Margo blatantly wasn’t listening, her concentration was focused on walking, but she managed to mumble, “Why don’t you just be nice,” as Michael moved on ahead to reach the subway.

“Michael you’re a fine man but you’re a dullard, you need some life breathing into you, I want you to have this,” Archie thrust the blue novelty trumpet towards Michael’s grey raincoat as he arrived at the station, swaying slightly as he did so, the drink hindering his balance, yet making his confidence bulletproof. “Blow in it once in a while,” Archie daringly continued, “it might make you feel better.” Archie and Sally, still arm in arm for balances sake if nothing else, giggled, as Michael took the horn.

“Come on Sally, you’re drunk,” Michael said, holding out his hand, hoping she’d clasp it, but he put it down again before she had the chance.

“Aren’t you a little drunky too Mickey,” she laughed, “oh don’t tell me, you’re a student doctor, someone might be giving birth,” she started shouting, “if anyone’s giving birth around the block Michael will help you,” she gasped for breath, “he’s not drunk!”

Michael closed his eyes for a moment and took a deep breath, pinching the middle of his nose between his thumb and forefinger, “Come on, I think it’s time for us to go.”

He waved Archie and Sally into the subway first and followed with Margo towards the metal escalators which led to the tunnels. “Are we home,” Margo slurred, suddenly springing from her drunken stupor, barley able to put one foot in front of the other.

The escalators had stopped, it was late, but despite the likelihood that the last train had already gone Archie and Sally tentatively set off down the metal steps one at a time. At the bottom Archie’s legs gave way and he sank to the floor, taking Sally with him, slipping into a mess of cigarette butts and colourful streamers. “I’m gone,” he sighed, as he fell towards Sally’s shoulder and she rested her head on the back of his neck.

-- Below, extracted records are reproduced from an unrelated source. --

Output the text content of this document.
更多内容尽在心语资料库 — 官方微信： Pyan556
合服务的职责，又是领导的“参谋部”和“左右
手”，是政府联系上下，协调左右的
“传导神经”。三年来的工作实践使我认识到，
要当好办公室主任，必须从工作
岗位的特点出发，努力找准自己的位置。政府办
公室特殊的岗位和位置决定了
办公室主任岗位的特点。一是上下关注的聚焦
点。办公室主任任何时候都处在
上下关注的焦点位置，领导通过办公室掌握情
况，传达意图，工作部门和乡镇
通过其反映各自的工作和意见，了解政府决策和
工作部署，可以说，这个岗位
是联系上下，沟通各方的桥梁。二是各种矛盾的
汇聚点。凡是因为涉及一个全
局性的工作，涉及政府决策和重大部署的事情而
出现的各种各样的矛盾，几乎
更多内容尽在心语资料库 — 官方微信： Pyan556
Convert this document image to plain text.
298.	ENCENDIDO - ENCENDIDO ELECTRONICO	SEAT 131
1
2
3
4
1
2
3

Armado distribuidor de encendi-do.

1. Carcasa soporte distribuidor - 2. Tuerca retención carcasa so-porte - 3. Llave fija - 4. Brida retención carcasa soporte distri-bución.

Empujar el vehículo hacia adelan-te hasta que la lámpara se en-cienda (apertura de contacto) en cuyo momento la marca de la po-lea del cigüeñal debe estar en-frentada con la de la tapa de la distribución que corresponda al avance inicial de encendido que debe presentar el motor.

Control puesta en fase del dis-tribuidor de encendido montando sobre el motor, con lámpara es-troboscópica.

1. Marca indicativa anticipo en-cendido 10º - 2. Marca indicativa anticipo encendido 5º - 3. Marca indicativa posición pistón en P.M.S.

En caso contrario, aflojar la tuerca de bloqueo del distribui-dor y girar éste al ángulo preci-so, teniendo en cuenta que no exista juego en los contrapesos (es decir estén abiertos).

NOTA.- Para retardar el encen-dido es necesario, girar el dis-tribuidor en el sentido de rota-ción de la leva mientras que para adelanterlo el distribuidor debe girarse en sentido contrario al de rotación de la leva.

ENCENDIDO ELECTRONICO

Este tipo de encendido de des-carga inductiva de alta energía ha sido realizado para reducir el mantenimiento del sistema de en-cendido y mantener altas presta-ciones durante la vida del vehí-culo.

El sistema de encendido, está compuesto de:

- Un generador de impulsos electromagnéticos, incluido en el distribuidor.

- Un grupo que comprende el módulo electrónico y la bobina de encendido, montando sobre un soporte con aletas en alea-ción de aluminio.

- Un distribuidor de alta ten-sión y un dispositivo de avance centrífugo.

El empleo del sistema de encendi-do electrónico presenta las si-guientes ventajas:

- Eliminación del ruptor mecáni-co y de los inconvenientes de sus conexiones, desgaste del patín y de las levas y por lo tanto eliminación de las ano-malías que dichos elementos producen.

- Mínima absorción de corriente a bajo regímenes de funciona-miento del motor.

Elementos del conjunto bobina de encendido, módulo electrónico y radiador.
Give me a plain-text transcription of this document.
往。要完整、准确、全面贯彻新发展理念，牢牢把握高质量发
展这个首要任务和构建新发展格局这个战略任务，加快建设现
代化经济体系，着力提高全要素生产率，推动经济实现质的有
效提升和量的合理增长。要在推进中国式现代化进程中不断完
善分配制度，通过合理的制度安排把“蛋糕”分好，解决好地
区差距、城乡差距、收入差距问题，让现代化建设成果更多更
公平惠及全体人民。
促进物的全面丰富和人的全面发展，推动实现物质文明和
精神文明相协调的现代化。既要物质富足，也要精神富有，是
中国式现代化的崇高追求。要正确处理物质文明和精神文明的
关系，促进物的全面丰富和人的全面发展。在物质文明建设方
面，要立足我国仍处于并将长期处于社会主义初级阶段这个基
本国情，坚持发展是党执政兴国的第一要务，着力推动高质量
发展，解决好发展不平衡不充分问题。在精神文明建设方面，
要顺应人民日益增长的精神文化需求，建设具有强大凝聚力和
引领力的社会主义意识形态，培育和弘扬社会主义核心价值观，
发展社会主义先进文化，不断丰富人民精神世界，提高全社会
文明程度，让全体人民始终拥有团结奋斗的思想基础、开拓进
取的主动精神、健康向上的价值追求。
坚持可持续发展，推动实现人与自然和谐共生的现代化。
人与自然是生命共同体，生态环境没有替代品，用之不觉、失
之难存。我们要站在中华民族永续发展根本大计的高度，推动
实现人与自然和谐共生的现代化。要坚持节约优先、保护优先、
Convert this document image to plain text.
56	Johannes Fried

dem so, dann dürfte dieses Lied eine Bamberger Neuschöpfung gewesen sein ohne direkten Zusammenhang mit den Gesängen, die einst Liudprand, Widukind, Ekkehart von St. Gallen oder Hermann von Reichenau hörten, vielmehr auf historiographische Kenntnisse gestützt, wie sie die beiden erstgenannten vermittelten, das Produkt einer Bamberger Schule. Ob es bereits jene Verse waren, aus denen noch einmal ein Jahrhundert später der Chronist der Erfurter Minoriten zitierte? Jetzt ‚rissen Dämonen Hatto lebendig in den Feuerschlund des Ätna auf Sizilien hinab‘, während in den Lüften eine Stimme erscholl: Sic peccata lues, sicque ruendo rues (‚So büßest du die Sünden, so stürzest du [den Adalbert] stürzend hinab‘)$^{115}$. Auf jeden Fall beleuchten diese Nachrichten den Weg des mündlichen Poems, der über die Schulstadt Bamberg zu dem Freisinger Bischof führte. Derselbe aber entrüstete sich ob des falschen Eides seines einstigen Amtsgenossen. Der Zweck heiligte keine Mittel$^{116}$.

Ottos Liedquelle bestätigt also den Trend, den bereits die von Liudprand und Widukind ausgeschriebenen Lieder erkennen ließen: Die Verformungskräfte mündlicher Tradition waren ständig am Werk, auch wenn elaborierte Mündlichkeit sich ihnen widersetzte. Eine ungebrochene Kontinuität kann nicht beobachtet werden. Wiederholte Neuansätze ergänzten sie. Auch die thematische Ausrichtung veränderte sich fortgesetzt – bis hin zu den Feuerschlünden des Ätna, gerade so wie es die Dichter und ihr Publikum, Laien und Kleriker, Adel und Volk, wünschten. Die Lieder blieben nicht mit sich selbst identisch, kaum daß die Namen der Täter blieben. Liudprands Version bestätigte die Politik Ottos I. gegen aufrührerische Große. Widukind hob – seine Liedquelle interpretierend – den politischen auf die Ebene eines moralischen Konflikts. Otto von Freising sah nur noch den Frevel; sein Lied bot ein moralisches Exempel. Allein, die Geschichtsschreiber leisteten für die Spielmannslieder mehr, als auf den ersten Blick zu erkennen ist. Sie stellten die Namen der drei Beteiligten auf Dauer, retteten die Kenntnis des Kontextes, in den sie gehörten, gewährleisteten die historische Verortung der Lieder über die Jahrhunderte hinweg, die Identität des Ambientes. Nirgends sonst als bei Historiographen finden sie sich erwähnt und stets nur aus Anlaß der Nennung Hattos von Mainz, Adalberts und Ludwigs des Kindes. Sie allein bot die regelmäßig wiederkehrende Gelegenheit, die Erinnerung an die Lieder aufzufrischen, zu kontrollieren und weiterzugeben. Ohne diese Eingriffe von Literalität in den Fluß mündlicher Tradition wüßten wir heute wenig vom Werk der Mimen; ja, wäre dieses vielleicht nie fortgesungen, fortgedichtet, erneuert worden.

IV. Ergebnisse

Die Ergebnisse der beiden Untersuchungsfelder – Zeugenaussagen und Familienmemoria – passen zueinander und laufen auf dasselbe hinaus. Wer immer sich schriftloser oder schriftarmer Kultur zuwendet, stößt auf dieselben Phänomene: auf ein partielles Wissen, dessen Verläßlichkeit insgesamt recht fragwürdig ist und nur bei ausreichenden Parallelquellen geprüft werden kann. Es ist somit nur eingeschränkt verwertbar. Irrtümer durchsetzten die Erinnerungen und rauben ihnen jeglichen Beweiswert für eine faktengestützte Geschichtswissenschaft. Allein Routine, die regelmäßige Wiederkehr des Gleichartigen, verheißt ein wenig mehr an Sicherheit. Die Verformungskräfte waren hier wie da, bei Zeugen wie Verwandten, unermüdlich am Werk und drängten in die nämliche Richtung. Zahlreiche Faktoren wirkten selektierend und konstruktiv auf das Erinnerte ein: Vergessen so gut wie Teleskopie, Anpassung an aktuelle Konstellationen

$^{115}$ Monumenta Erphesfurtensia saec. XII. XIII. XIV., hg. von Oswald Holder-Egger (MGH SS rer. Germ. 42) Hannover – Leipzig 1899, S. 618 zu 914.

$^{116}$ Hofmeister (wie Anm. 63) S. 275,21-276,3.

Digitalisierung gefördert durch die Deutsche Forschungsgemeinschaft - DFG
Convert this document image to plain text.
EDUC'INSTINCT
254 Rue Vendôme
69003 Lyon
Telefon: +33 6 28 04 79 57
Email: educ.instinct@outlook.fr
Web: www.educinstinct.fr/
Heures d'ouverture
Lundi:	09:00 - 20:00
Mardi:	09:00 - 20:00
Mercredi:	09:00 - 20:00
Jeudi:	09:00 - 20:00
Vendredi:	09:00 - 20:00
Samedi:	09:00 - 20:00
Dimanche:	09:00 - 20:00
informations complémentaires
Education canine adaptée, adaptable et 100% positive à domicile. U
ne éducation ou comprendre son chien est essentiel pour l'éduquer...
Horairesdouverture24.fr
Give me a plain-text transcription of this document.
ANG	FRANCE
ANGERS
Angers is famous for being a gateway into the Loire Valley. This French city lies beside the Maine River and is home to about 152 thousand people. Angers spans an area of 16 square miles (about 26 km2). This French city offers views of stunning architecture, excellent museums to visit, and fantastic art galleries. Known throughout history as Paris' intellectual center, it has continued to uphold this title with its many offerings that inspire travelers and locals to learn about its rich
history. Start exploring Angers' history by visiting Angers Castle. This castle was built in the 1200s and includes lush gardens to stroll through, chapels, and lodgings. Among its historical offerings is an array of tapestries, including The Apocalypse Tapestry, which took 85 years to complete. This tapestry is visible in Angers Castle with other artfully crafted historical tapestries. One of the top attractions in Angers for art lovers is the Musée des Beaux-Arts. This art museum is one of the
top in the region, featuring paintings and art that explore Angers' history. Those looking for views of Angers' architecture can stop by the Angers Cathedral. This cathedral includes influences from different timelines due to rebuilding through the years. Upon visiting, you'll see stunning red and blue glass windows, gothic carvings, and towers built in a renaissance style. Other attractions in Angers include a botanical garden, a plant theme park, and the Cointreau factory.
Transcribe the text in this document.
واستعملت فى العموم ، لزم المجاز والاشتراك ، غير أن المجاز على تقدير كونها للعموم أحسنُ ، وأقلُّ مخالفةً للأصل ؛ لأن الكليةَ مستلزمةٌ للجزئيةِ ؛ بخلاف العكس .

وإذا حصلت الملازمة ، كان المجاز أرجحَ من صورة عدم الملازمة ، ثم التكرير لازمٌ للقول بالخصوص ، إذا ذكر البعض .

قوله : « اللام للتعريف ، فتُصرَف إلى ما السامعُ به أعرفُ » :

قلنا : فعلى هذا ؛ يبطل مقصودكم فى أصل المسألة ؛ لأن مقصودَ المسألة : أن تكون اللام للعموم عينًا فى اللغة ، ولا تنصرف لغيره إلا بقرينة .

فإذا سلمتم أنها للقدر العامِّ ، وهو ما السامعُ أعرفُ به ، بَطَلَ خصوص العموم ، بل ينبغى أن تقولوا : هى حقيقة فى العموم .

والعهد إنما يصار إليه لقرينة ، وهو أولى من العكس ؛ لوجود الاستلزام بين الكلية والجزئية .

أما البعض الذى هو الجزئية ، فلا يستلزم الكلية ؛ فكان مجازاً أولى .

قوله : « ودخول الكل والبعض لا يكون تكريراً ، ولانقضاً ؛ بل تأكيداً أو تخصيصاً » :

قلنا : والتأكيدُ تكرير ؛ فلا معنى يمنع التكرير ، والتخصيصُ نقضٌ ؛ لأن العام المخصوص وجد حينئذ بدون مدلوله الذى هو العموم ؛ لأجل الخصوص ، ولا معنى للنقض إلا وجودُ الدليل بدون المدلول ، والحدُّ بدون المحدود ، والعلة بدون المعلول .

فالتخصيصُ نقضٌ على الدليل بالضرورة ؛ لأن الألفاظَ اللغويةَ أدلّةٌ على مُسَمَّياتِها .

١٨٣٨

Seeing the obstruction Michael sank backwards too, in an almost hopeless gesture, giving up to the metal grate below him. Margo followed, the floor being the best place for her. She nestled her head into Michael’s shoulder and said to him, her eyes closed and barley conscious, “Archie,” she sniffed, “stop being a bastard to Michael for God’s sake, he’s only trying his best.”

Michael placed a gentle arm around her shoulder and balanced the blue horn on the step in front. “Behold the customary loves and friendships,” he said to himself.

“What?” Margo whispered.

“Walt Whitman.”

Margo raised her head for a moment captivated by his words, “Bullshit,” she muttered, before slipping back into drunkenness.

“I’m so gone,” Archie repeated lower down the stairwell, “so gone.” He coughed, “You know Pluto and Uranus, rebellion and,” Archie searched for the words and then raised his voice when he had found them, “misery, well,” he paused for breath, “they’re going to collide.” He moved his head towards her elbow and then back up again, yawning, “It’s going to be big trouble.”

Sally fading into sleep just about heard,” You never said,” she objected, “you should have said.”

Archie smiled, finally comfortable, the left side of his face warm against her coat, “Well,” he replied, “everyone’s got the right to be happy, don’t they?”